Demos held Stirling’s gaze for a few seconds. Then he marched straight over to Stirling and brought his gun up to rest against his temple.
‘Demos!’ Alex shouted. ‘No. We agreed. We’re bringing him with us and handing him over to the police.’
Demos paused, his eyes drilling into Richard Stirling’s. His finger eased down on the trigger.
‘Demos!’ I shouted. ‘Come on! Let’s get out before the place burns down.’
Richard Stirling turned to me, a frown creating a furrow between his eyes. Then he looked over his shoulder at the door. Black smoke was starting to slide underneath it, wisping its way towards us. The surface was starting to blister.
Demos still didn’t move. Alex waited a beat then he took my hand and pulled me towards the door. ‘Come on, Jack!’ he shouted over his shoulder.
Jack pushed his gun into Robocop’s back and nudged him towards the door. He looked over at Demos. ‘Are you coming?’ he shouted at him.
Demos still didn’t answer. He continued to stand there with the gun against Stirling’s temple.

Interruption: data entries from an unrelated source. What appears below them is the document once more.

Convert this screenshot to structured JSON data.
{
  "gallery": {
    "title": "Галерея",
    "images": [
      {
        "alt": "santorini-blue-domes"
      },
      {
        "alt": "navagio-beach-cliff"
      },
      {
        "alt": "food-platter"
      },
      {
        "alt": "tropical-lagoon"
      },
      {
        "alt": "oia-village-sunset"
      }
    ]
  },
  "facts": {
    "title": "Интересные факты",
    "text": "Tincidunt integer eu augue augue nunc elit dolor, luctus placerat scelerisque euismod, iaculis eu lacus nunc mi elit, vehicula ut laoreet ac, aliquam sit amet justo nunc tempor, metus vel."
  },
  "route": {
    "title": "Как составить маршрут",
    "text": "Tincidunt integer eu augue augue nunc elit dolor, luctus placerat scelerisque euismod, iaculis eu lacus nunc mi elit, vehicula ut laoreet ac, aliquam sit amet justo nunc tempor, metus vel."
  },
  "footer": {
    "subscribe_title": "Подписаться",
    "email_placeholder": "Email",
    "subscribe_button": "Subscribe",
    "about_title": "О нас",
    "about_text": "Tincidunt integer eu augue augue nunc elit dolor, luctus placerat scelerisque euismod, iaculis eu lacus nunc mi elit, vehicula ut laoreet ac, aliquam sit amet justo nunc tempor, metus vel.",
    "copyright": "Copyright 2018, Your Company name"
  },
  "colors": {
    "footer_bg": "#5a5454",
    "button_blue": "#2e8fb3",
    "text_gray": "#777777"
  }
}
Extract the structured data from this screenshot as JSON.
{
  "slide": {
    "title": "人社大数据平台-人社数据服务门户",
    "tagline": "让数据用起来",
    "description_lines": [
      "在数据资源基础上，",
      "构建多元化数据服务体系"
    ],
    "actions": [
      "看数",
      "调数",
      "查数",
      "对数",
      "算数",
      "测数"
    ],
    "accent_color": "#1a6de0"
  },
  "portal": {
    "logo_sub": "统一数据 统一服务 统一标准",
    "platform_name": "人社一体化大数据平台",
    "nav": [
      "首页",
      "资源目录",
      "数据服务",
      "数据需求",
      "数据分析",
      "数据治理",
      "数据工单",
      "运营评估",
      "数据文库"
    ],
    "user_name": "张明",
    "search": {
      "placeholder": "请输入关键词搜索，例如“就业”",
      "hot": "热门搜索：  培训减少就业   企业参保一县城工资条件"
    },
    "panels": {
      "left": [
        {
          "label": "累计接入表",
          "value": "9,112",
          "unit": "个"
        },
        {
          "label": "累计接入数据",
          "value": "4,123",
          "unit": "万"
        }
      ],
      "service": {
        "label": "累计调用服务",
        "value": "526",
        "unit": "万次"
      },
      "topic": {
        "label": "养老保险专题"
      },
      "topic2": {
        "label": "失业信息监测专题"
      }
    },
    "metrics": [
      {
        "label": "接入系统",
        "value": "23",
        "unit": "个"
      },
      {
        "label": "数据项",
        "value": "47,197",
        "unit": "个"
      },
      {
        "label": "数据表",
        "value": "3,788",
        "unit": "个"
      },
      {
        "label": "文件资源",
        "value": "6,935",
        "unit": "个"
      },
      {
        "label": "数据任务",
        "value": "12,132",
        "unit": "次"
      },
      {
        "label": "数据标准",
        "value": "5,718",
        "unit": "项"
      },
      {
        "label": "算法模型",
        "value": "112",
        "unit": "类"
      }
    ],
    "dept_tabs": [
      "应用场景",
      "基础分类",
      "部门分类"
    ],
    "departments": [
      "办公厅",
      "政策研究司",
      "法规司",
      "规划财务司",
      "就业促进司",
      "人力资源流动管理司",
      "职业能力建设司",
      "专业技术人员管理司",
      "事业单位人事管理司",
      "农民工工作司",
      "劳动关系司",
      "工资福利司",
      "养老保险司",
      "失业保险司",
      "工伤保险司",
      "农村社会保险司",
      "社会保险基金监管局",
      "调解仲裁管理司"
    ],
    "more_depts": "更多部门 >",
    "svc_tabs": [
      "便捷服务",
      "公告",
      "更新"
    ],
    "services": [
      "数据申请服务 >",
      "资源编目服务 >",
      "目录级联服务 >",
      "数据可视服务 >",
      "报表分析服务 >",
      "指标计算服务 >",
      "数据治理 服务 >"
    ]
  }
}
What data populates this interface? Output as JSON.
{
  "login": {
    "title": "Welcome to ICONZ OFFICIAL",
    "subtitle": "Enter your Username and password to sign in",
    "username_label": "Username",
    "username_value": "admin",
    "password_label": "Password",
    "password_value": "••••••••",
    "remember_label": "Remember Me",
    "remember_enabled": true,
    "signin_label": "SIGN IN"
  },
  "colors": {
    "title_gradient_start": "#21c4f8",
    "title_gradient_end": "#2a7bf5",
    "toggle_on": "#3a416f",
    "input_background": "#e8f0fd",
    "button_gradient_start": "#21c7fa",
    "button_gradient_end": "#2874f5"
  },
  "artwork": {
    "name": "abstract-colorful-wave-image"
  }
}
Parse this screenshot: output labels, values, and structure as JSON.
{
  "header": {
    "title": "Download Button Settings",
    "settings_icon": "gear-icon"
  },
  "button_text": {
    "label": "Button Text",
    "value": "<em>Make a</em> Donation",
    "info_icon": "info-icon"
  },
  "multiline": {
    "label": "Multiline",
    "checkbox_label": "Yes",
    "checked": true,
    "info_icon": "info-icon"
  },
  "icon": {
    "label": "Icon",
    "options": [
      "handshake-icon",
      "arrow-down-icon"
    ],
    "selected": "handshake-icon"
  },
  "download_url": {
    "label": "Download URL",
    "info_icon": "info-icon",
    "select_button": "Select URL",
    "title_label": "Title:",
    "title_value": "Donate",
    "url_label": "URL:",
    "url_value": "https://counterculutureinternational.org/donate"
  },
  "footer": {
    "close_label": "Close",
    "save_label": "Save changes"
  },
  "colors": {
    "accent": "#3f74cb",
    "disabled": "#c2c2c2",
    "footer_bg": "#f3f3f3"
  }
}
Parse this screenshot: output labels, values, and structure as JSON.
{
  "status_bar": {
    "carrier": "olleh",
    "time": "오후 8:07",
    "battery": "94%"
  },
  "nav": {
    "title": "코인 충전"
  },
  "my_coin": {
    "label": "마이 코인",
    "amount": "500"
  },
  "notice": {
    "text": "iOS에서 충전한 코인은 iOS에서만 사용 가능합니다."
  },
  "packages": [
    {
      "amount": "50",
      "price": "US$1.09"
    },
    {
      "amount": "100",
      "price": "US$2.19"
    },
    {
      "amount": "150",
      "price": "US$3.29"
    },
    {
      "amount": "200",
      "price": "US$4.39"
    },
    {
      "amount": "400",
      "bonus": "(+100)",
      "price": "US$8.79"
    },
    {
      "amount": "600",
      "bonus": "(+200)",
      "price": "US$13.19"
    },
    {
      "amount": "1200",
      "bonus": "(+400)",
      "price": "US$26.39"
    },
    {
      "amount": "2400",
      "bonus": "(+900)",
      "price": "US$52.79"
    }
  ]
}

The two men stared each other out as smoke started to swirl in clouds around them.
I paused in the doorway. ‘We can’t just leave him.’
‘We’re not staying,’ Alex shouted back just as a huge explosion blasted open the fire-escape door.
I stopped arguing with him. Plaster and concrete had begun raining down and the flames from the stairwell seemed to gather before leaping in bold streaks across the lobby, towards where Demos was standing, engulfing him in black smoke.
Jack pushed Robocop through the doorway. Alex pushed me through after and I copied him, pulling my T-shirt up to cover my mouth, all the while craning backwards, trying to catch a glimpse of Demos through the flames. What was he doing? Alex was right behind me, though, urging me forward.
The smoke in the corridor was heavy, leaking through the air-conditioning vents above us and making it feel as if we were r
unning through an underground tunnel. My eyes were burning; the air I was sucking into my lungs was as thick and acrid as tar. I could just make out Jack about ten metres ahead.
I tried to blow the smoke backwards, force it to retreat, and it did a little, starting to thin in places, billowing out to the sides like a cloak. We could at least see where we were going now, the long corridor stretching ahead of us. The back entrance that Sara had led us through at the far end was propped open with something, letting in a sliver of light.
Then we heard a crack, muffled among the roaring of the flames and the rising shriek of sirens from outside. Alex jerked to a stop, his arms flying out to the sides, grasping for me. I grabbed hold of his arm to keep upright. Ahead, I watched Jack stumble, then stagger, his shoulder banging into the wall. In slow motion, with a scream welling inside me, I watched him slide to the ground.
‘Jack!’ I shouted, my throat burning, shoving my way past Alex to get to him.
The smoke swallowed Jack whole just then and I blew it back with such force that it swept like a hurricane down the narrow corridor, smashing the door wide open and letting in a flood of light. A shadow appeared, striding through the smoke, heading towards us. I barely registered that it was Robocop. I didn’t register the gun at all – not until I heard the second crack. Then it was automatic. I hurled Alex out of the way so hard and so fast that the sound he made when he collided with the wall behind me drowned out the sound of the bullet smacking home.
44
It was the force of it that shocked me. It felt like a spear had been hurled into my ribcage. It splintered through the bone, twisting and mauling until I felt its hot, fat body sink into the cushion of my lung.
My knees smashed into the floor, graceless and heavy. Alex’s voice roared in my ear before becoming faint and tinny, as though he had been suddenly transported to another dimension. There was another crack; this one sent me tumbling forward, my temple smacking into the floor. Thick, cloying black smoke closed over me, filling my nostrils and my mouth.